Explicit Detail

By: Scarlett Finn


Their night had been long, but she had savoured every minute of it. The peril they’d been in before felt like nothing to this experience. The depth of such extreme emotions was no doubt intensified by their developed love. Every day she loved Rushe more, which meant that every day her fear of losing him increased. This time around, for a minute, she had actually lost him, but she wouldn’t make that mistake again.

Rushe had disappeared from their room in the morning and had come back with clothes and other supplies. Flick didn’t ask questions, she just dressed, they ate, and then they were on the road again.

‘Where are we going?’ she asked.

‘There’s a decent hotel about an hour down the road. We’ll set up there; I’ll call in a couple of favours.’

‘For what?’ Flick asked. ‘Shouldn’t we just go to your house? Do you still not trust me? Do you still think I’ll—‘

‘I don’t have a house.’


‘Never needed one. I’m a drifter, Kitten. I make camp wherever I happen to be until the next job comes along.’

‘But you said you had an apartment,’ she said.

‘I did. The one that Eric got for me, it’s where we lived.’

‘That wasn’t your real home,’ Flick said, examining his stony profile. ‘You set that up for us, so no one would come looking.’
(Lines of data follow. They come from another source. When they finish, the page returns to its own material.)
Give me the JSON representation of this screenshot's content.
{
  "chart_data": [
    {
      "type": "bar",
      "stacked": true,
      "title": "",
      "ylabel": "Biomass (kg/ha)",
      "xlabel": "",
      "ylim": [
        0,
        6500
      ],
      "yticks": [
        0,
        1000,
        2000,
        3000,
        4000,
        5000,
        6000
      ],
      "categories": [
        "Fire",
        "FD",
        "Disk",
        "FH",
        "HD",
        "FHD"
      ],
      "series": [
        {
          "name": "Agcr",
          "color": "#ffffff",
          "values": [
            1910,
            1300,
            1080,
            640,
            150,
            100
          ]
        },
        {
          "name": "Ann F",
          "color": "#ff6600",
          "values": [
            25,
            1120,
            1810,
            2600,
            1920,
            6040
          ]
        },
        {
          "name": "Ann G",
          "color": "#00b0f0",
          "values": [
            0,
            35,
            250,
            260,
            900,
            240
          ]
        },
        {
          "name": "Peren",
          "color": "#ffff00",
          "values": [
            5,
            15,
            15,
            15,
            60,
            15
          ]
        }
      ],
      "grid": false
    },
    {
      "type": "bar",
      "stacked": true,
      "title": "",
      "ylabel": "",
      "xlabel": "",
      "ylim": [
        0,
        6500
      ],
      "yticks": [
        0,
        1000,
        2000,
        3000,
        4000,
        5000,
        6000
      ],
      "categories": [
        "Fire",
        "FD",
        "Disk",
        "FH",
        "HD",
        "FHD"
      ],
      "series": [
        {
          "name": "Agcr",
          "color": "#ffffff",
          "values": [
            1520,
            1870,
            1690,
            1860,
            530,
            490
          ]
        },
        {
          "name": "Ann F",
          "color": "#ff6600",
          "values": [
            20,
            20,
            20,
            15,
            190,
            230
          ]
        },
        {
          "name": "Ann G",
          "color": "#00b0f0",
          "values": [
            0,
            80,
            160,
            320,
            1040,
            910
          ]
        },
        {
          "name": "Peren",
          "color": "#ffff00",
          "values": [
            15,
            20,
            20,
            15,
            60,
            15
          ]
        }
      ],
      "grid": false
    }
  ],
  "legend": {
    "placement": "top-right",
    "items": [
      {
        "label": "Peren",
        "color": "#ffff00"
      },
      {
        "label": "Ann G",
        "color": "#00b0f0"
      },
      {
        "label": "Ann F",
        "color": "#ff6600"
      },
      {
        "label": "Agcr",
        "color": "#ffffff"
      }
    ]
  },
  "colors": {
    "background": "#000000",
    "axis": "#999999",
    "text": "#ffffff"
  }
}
‘There’s always someone looking,’ Rushe said. ‘I stay in a hotel, or an apartment, or wherever I want. Then I move on when I need to. It doesn’t pay to have ties; it doesn’t pay to get attached. If I leave a trail—‘

‘Weakness, I know, you’ve told me already. You really don’t have a home?’

‘Never have,’ he shrugged, and glanced at her then back to the road. ‘I’m not going to leave a base full of information for anyone to find.’

He’d done it deliberately, made a conscious decision never to establish himself anywhere. The only place in the world he left a trace of himself was in her body.

For the rest of the journey she thought about the nomadic lifestyle that lay ahead of her. If Rushe was so dead against setting up a home then it would be one meaningless apartment to the next, or one hotel to the next. Traditional life wasn’t something she was ever going to have with Rushe, but the more she found out the more curious she was about his past, and about the future they would have together.

As time went on she would learn more about Rushe. If she pushed him too hard all at once he would push back, and that would not have beneficial results. So she would be patient with him and let the details become clear on his schedule.

In the interval they spent together over the three months they were without work, she had gained ground. Now they would have time to get back to that state of co-habitation. Rushe would remember their connection, and she could inch just a little bit closer.

She stayed in the car while he checked into the hotel room, and he came out to retrieve her. While the hotel was decent, it wasn’t on the same level as the Waterside. Flick found herself glad for that reprieve. She didn’t want to recall what it was like to live there.

They had a two-room apartment with a living space, bedroom, and a shower room. Nothing more or less than what they needed.

The room was spacious, and Flick went straight into the shower while Rushe made his phone calls. When she got out she noticed the laptop booted up on the desk.

‘You got a computer?’

‘You should tell your friend that you’re safe,’ he said. All of their belongings were laid out on the bed, and Flick saw Rushe pick up each item in turn to inspect it. Most of it was from the emergency kit, but there were some unfamiliar additions.

‘Do we have another job?’ she asked, sliding into the chair at the desk.

‘I’m waiting on a call.’

‘Ok,’ she said. Rushe hadn’t looked at her, and tension rode his shoulders, more than had been there on their arrival. ‘Should we talk?’

Rushe picked up a gun and popped out the clip. ‘About what?’

‘Are you upset with me about something?’ Flick didn’t know where this infuriation had come from.